論文紹介

研究代表者

佐藤 忍

所 属 筑波大学・生命環境科学研究科
著 者 Asahina M, Azuma K, Pitaksaringkarn W, Yamazaki T, Mitsuda N, Ohme-Takagi M, Yamaguchi S, Kamiya Y, Okada K, Nishimura T, Koshiba T, Yokota T, Kamada H, Satoh S.
(朝比奈 雅志、東 克也、ウィーラサック ピタクサリンカーン、山崎 貴司、光田 展隆、高木 優、山口 信次郎、岡田 清孝、西村 岳志、小柴 共一、横田 孝雄、鎌田 博、佐藤 忍)
論文題目 Spatially selective hormonal control of RAP2.6L and ANAC071 transcription factors involved in tissue reunion in Arabidopsis.
(シロイヌナズナの組織癒合に関与するRAP2.6L・ANAC071転写因子の植物ホルモンによる空間選択的制御)
発表誌

Proc.

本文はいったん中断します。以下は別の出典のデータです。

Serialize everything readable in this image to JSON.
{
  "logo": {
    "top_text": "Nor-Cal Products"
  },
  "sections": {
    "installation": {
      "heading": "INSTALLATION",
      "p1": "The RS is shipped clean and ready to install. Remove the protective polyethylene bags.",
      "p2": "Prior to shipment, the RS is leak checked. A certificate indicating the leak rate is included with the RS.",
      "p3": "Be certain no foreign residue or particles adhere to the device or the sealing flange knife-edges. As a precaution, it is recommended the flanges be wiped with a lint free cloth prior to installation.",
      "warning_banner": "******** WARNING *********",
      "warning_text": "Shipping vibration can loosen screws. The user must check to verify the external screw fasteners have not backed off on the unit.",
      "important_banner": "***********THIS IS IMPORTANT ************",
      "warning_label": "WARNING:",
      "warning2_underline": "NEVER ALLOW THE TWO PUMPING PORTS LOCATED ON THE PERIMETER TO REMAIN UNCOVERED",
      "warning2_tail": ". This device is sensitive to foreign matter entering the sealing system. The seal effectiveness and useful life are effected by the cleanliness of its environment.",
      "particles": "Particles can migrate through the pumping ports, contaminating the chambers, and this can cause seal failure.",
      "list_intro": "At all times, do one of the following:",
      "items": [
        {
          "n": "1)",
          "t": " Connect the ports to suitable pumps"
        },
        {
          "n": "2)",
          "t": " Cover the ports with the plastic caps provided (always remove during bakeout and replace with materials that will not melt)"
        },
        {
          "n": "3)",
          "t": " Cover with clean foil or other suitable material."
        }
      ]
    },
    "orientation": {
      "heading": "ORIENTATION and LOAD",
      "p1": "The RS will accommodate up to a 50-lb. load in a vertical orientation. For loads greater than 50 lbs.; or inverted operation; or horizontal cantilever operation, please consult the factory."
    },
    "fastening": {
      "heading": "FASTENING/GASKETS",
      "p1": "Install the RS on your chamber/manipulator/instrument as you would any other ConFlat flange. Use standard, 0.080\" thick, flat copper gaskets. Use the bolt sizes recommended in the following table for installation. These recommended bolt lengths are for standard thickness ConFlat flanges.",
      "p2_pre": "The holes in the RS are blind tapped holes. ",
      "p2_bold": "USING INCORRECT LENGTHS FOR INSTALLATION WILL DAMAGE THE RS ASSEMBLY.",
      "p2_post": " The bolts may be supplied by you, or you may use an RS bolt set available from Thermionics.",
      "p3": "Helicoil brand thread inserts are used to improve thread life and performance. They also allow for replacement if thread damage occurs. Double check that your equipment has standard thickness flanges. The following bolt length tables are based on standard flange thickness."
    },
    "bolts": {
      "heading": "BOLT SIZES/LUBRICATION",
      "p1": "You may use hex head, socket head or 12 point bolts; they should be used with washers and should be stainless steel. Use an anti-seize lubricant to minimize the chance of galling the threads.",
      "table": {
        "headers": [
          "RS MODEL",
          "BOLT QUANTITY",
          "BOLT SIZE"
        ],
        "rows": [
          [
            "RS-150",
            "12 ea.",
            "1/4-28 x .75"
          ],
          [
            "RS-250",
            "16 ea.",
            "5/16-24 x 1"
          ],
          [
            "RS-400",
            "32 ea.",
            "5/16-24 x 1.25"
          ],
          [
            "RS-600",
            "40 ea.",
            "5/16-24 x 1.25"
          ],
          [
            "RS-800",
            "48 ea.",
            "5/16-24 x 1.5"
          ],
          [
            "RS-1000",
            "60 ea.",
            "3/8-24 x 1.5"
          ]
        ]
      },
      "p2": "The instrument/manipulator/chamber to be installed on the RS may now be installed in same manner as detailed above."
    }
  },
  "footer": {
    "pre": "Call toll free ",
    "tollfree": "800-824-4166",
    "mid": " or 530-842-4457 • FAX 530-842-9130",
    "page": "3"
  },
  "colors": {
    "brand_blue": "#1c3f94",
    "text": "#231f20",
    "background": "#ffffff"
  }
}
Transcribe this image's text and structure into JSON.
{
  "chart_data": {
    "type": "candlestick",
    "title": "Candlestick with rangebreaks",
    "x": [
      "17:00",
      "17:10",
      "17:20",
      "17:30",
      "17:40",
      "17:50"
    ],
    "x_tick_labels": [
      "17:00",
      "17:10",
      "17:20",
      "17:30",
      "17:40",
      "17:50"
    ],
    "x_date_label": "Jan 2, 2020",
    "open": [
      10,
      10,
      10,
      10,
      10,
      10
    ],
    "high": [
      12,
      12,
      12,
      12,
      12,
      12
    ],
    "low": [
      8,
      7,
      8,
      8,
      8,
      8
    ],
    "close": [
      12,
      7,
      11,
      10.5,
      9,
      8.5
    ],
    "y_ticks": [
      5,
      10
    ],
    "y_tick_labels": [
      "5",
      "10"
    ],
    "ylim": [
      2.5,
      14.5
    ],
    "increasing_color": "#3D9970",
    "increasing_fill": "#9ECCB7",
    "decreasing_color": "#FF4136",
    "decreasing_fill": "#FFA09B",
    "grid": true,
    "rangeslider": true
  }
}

Natl. Acad. Sci. USA; 108 (38) 16128-16132 (2011)

要 旨   植物は環境応答の一つとして、傷害を受けた際に組織の再生o癒合を行うことが知られている。今回、我々は、シロイヌナズナの花茎を部分的に切断すると、主として髄組織の細胞が切断3日後から細胞分裂を開始し、約7日間で癒合すること、この癒合過程にはオーキシンの極性輸送が必須であることを示した。さらに、シロイヌナズナ切断花茎の癒合部における遺伝子発現を網羅的に解析し、癒合過程前半期では、転写因子・細胞分裂及び植物ホルモンの合成・情報伝達に関連する遺伝子が、癒合過程中〜後半期では、細胞壁の分解・合成に関連する遺伝子が特異的に発現上昇していることを明らかとした。また、これら遺伝子群の中から、それぞれNAC型転写因子ファミリーまたはERF/AP2型転写因子ファミリーに属する遺伝子に注目して解析を行った結果、傷の上部ではオーキシンがせき止められて溜ることによってANAC071が誘導され、一方、傷の下部ではオーキシンが枯渇することによってRAP2.6Lが誘導されることが明らかとなった。それぞれの遺伝子発現はエチレンとジャスモン酸によっても調節されることから、シロイヌナズナ切断花茎の組織癒合過程では、花茎切断によって生じた植物ホルモンのシグナリングが、これらの転写因子の発現を介して、細胞分裂・細胞壁代謝等の遺伝子発現を制御している可能性を示した。